3.1.5 State Securities Laws Compliance. The Company shall use commercially reasonable
efforts to (a) register or qualify the Insider Shares covered by the Registration Statement under
such securities or “blue sky” laws of such jurisdictions in the United States as the holders of
Insider Shares included in such Registration Statement (in light of their intended plan of
distribution) may request and (b) take such action necessary to cause such Insider Shares covered
by the Registration Statement to be registered with or approved by such other federal or state
authorities as may be necessary by virtue of the business and operations of the Company and do any
and all other acts and things that may be necessary or advisable to enable the holders of Insider
Shares included in such Registration Statement to consummate the disposition of such Insider Shares
in such jurisdictions; provided, however, that in no event shall the Company be
required to register the Insider Shares in a jurisdiction in which such registration would cause
(x) the Company to be obligated to qualify to do business in any such jurisdiction, or would
subject the Company to taxation as a foreign corporation doing business in such jurisdiction or (y)

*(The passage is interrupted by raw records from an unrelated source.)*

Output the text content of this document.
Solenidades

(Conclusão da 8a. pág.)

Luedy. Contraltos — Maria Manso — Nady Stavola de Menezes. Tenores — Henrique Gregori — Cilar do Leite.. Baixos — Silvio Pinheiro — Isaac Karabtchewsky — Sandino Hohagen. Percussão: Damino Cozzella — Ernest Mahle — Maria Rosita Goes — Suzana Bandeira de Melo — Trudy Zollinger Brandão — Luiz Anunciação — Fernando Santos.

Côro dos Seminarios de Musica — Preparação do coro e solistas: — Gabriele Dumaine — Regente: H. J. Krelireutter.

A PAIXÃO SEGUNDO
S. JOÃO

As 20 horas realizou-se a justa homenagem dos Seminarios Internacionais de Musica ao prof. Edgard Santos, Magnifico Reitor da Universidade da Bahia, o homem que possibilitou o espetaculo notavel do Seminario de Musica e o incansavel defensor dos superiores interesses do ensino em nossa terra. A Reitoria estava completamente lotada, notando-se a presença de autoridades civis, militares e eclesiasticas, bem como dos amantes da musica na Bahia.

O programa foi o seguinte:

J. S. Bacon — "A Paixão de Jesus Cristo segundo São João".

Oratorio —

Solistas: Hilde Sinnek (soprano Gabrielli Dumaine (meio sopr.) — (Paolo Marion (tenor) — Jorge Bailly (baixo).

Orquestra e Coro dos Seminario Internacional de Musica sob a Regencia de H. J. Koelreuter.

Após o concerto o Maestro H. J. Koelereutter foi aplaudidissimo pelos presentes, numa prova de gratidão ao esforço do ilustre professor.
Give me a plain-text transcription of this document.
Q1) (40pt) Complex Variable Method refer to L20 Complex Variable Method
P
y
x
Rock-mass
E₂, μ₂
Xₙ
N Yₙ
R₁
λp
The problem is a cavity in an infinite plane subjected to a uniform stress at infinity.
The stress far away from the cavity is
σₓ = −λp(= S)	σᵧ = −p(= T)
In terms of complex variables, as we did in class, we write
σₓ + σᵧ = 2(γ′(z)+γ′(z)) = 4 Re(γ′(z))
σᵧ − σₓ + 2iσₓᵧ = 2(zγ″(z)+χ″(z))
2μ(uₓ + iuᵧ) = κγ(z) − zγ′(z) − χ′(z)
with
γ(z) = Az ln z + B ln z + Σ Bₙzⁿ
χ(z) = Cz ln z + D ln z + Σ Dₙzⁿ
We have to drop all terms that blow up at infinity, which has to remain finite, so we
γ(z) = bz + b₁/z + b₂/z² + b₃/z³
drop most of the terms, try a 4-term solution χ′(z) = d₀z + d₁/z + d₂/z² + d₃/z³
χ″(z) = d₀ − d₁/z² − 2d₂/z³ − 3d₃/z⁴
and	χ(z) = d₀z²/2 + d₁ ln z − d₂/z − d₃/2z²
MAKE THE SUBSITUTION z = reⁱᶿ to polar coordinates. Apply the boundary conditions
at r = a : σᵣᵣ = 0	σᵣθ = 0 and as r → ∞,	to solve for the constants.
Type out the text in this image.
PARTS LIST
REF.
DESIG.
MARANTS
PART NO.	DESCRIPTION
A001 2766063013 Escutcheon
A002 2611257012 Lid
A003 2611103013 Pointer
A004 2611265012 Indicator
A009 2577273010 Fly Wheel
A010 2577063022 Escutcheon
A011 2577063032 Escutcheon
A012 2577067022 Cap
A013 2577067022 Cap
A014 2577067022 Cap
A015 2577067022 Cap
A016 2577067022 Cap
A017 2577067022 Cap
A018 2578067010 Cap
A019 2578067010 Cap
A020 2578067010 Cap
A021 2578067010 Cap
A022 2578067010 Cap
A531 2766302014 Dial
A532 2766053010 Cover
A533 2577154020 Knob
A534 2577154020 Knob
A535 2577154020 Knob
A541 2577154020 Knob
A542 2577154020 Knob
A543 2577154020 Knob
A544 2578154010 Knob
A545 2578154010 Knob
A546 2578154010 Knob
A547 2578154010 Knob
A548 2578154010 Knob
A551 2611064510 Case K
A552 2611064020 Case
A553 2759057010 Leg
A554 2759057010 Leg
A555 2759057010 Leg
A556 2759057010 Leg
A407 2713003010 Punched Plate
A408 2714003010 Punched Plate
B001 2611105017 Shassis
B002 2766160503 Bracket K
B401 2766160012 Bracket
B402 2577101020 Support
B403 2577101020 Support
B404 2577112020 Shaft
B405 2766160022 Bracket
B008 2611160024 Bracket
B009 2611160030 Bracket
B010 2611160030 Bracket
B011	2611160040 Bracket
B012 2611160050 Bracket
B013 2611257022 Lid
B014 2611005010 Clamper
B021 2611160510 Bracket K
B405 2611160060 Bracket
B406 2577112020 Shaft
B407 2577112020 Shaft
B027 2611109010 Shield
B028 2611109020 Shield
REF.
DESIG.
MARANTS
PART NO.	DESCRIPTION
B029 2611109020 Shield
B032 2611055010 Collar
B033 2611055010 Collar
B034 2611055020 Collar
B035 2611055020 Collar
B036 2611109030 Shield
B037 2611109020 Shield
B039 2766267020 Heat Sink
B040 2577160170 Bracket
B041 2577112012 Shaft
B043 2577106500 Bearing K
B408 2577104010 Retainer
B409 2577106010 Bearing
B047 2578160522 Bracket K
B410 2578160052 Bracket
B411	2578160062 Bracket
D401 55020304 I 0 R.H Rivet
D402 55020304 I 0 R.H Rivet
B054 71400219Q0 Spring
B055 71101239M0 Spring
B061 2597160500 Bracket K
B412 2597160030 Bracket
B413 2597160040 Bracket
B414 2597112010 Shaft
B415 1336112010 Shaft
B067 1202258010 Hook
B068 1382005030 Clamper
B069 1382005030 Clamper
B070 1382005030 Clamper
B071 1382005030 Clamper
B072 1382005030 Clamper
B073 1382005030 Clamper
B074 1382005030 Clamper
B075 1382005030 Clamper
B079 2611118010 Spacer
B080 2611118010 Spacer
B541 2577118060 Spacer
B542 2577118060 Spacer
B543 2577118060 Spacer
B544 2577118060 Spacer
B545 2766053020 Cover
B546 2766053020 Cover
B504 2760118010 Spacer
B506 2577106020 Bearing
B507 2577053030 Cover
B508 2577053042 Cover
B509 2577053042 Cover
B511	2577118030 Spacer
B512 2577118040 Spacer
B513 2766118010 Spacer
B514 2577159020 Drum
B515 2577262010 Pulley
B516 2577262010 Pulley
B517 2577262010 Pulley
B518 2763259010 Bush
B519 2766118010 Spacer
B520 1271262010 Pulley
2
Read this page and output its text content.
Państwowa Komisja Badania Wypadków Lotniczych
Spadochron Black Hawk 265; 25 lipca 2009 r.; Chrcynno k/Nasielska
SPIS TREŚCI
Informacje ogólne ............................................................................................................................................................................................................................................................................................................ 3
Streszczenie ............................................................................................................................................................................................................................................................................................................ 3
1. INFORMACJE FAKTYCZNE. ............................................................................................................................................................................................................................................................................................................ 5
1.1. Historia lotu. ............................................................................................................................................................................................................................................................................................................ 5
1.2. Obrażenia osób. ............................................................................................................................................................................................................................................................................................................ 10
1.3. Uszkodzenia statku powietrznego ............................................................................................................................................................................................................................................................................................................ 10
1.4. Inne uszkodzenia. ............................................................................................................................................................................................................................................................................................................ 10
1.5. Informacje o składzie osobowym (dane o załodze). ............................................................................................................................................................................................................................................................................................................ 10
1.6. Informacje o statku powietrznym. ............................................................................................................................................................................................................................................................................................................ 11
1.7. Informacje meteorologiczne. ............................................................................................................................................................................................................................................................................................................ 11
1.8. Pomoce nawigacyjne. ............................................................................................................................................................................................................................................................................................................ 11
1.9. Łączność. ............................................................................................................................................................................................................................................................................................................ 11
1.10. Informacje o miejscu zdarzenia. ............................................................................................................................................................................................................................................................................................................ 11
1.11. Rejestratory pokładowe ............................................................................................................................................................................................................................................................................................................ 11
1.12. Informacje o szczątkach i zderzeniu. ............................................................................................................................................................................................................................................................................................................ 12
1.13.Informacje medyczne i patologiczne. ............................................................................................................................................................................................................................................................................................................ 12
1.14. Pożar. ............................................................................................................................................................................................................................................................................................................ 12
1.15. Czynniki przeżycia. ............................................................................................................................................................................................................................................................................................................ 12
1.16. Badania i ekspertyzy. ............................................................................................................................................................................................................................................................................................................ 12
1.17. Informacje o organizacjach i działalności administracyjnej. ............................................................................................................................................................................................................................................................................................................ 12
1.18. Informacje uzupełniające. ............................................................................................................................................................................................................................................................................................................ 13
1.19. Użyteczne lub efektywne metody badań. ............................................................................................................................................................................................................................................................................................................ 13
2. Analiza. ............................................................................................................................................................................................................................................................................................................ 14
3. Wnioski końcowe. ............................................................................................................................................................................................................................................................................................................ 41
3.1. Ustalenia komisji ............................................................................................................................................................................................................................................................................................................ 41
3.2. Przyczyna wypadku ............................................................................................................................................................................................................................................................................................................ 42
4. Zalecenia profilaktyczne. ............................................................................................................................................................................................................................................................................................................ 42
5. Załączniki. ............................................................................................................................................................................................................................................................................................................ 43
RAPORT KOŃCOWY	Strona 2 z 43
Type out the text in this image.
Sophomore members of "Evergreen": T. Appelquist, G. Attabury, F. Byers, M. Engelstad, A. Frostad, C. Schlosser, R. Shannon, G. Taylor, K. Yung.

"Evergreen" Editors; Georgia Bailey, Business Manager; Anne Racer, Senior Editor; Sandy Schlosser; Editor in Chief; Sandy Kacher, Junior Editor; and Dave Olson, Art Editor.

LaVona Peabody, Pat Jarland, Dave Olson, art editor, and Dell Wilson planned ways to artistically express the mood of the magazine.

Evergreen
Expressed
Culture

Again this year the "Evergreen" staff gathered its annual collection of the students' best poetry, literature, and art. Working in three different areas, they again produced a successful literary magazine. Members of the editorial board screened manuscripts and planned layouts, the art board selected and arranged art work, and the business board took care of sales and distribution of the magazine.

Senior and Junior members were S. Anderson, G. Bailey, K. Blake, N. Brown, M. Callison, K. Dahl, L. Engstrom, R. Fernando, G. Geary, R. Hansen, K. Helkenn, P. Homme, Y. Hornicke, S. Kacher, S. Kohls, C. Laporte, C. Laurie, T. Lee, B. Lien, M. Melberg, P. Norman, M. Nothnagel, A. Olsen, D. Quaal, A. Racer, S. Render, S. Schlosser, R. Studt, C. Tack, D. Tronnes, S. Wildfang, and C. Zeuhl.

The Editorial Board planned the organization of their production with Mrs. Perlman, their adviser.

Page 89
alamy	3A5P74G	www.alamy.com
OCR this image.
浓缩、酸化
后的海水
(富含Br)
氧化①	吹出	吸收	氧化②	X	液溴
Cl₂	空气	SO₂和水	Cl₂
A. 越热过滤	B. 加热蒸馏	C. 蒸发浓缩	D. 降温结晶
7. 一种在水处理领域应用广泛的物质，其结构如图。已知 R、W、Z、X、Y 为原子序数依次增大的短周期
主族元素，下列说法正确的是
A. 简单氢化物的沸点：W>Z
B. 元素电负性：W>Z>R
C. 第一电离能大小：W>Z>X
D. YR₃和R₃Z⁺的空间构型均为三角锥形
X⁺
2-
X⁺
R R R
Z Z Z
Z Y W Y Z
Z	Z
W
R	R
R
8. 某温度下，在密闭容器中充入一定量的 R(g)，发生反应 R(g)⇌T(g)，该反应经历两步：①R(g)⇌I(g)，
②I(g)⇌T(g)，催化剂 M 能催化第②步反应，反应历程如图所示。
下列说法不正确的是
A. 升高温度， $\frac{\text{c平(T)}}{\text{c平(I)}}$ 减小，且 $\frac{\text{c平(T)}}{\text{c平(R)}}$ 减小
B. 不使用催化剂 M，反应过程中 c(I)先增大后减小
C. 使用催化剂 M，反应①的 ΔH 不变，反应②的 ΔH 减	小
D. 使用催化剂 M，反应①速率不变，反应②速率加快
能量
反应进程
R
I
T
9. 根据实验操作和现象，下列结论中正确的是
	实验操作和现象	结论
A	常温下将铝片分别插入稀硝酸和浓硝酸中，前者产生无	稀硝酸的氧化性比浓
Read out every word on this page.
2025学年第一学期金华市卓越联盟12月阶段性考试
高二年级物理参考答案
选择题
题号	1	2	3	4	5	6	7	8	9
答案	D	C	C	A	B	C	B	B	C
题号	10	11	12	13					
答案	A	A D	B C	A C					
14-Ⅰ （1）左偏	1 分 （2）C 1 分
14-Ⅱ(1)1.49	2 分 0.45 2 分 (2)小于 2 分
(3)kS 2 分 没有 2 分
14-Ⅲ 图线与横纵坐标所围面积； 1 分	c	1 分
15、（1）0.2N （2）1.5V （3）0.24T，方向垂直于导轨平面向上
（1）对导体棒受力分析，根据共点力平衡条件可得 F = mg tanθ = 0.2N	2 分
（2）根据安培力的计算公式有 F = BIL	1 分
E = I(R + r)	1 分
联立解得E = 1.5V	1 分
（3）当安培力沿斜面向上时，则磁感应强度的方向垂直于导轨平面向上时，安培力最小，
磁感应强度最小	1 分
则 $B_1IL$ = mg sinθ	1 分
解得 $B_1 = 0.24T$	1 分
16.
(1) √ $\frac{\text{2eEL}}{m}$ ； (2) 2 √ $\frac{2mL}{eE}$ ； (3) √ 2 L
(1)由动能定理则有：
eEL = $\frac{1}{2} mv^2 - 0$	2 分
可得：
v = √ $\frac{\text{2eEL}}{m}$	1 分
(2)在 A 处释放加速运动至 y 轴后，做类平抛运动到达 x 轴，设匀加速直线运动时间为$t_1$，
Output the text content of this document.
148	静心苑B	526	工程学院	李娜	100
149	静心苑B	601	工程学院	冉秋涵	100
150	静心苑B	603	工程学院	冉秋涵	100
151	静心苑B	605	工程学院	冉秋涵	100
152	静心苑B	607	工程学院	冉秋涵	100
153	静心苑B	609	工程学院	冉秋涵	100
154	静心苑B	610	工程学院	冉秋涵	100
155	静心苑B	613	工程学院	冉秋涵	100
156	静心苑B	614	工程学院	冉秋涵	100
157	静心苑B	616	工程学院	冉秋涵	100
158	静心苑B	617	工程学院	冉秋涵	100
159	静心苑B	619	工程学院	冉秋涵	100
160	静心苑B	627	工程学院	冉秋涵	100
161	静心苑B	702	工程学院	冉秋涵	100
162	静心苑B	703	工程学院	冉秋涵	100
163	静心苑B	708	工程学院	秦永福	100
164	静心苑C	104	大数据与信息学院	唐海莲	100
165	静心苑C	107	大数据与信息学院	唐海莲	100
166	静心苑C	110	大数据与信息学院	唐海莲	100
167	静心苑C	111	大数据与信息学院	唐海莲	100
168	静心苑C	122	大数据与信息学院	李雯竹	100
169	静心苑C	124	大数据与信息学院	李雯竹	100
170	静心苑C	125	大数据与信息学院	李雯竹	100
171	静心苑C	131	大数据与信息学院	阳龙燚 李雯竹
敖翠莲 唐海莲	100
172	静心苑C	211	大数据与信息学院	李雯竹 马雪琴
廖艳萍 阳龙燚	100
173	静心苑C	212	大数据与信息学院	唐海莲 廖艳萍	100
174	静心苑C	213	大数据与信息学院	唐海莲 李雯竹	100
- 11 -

the principal stockholders of the Company to be obligated to escrow their shares of capital stock
of the Company (except to the extent such shares are already subject to an escrow in such
jurisdiction).
3.1.6 Agreements for Disposition. The Company shall enter into customary agreements
(including, if applicable, an underwriting agreement in customary form) and take such other actions
as are reasonably required in order to expedite or facilitate the disposition of such Insider
Shares. The representations, warranties and covenants of the Company in any underwriting agreement
which are made to or for the benefit of any Underwriters, to the extent applicable, shall also be
made to and for the benefit of the holders of Insider Shares included in such registration
statement. No holder of Insider Shares included in such registration statement shall be required to
make any representations or warranties in the underwriting agreement except as reasonably requested
by the Company and, if applicable, with respect to such holder’s organization, good standing,
authority, title to Insider Shares, lack of conflict of such sale with such holder’s material
agreements and organizational documents, and with respect to written information relating to such
holder that such holder has furnished in writing expressly for inclusion in such Registration
Statement. Holders of Insider Shares shall agree to such covenants and indemnification and
contribution obligations for selling stockholders as are customarily contained in agreements of
that type. Further, such holders shall cooperate fully in the preparation of the registration
statement and other documents relating to any offering in which they include securities pursuant to
Section 2 hereof. Each holder shall also furnish to the Company such information regarding itself,
the Insider Shares held by such holder, and the intended method of disposition of such securities
as shall be reasonably required to effect the registration of the
6.
Insider Shares.
3.1.7 Cooperation. The principal executive officer of the Company, the principal
financial officer of the Company, the principal accounting officer of the Company and all other
officers and members of the management of the Company shall cooperate fully in any offering of
Insider Shares hereunder, which cooperation shall include, without limitation, the preparation of
the Registration Statement with respect to such offering and all other offering materials and
related documents, and participation in meetings with Underwriters, attorneys, accountants and
potential investors.
3.1.8 Records. The Company shall make available for inspection by the holders of
Insider Shares included in such Registration Statement, any Underwriter participating in any
disposition pursuant to such registration statement and any attorney, accountant or other
professional retained by any holder of Insider Shares included in such Registration Statement or
any Underwriter, all financial and other records, pertinent corporate documents and properties of
the Company, as shall be necessary to enable them to exercise their due diligence responsibility,
and cause the Company’s officers, directors and employees to supply all information reasonably
requested by any of them in connection with such Registration Statement.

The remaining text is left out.